Not coincidently this short but rambling piece uses the same Robert Greenfield bio Timothy Leary: A Biography as a "source"which he used for his earlier scantly documented article about Leary.
After reading this short article after the last short piece about Timothy Leary, I asked myself (and Google) who is John Cloud?
It turns out that his main claim to fame (aside being a TIME staff writer) is that he wrote the Time Magazine cover story puffing Ann Coulter. Cloud became the subject of scrutiny in an article on Media Matters about the Coulter story. In fact, Cloud has gained somewhat of a reputation as this post John Cloud: Today's Most Dissed Person in the Blogosphere.
These two article leave me wondering. Is this a preemptive strike by the Newt Gingrich crowd against the possibility that somehow the Sixties counterculture might reemerge? Despite the unhappy fact that LSD has been illegal for 40 years now and therefore impossible for most people to get, they fear that somehow, someway that what they perceive as a threat against their fundamental values and way of life might return.

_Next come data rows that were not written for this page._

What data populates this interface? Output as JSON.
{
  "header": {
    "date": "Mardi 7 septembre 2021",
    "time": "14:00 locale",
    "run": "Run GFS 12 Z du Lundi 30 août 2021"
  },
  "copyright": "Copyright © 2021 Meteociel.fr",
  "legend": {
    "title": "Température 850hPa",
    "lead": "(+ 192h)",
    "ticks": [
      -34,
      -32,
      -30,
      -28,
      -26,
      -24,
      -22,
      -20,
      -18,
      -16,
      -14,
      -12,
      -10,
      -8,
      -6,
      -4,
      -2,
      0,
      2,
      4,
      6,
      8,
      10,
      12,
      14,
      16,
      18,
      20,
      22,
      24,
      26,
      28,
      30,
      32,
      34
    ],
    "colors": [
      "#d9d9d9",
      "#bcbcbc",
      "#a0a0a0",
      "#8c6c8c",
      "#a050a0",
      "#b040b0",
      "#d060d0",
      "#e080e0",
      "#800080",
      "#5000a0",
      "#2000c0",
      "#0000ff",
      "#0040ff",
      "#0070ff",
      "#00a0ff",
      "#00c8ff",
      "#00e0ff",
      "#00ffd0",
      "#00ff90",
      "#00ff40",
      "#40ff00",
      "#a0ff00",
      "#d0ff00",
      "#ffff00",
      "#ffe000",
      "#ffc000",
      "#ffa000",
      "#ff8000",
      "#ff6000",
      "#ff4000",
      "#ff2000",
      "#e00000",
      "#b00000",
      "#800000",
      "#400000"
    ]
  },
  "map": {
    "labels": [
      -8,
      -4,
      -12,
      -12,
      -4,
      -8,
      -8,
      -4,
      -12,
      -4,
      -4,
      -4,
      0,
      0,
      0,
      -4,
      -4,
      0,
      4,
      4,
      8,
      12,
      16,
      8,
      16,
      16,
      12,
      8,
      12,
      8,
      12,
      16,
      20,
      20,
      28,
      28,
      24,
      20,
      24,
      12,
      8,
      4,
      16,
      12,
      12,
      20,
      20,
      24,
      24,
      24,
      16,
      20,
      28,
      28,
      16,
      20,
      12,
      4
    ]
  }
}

This kind of "historical revisionism" was described in the fictional dystopia 1984. Wikipedia describes it this way:
In George Orwell's 1984, the government of the main character's country, nominally led by the enigmatic Big Brother, is constantly revising history to be in harmony with the current political situation. For instance, if the country is at war with another, then the official position is that they have always been at war with that country. If the situation changes, the civilians are brainwashed accordingly. In this novel, historical revisionism is one of the main policies of the propaganda arm ("Ministry of Truth") . . .
Its not 1984 but 2007 and our "Minster of Truth" writes for Time Magazine.
suebee
05-01-2007, 09:32 AM
i felt compelled to write time mag re mr.cloud and his 'facts' on his three 'articles' on psychedelics (4/19; 4/30; and the web). maybe they will offer me his job. :p
stfrequency
05-01-2007, 09:49 AM
I love the fact he wrote the Coulter cover story, then got lambasted for it. I'd wondered wtf his m.o. was... crystal clear now.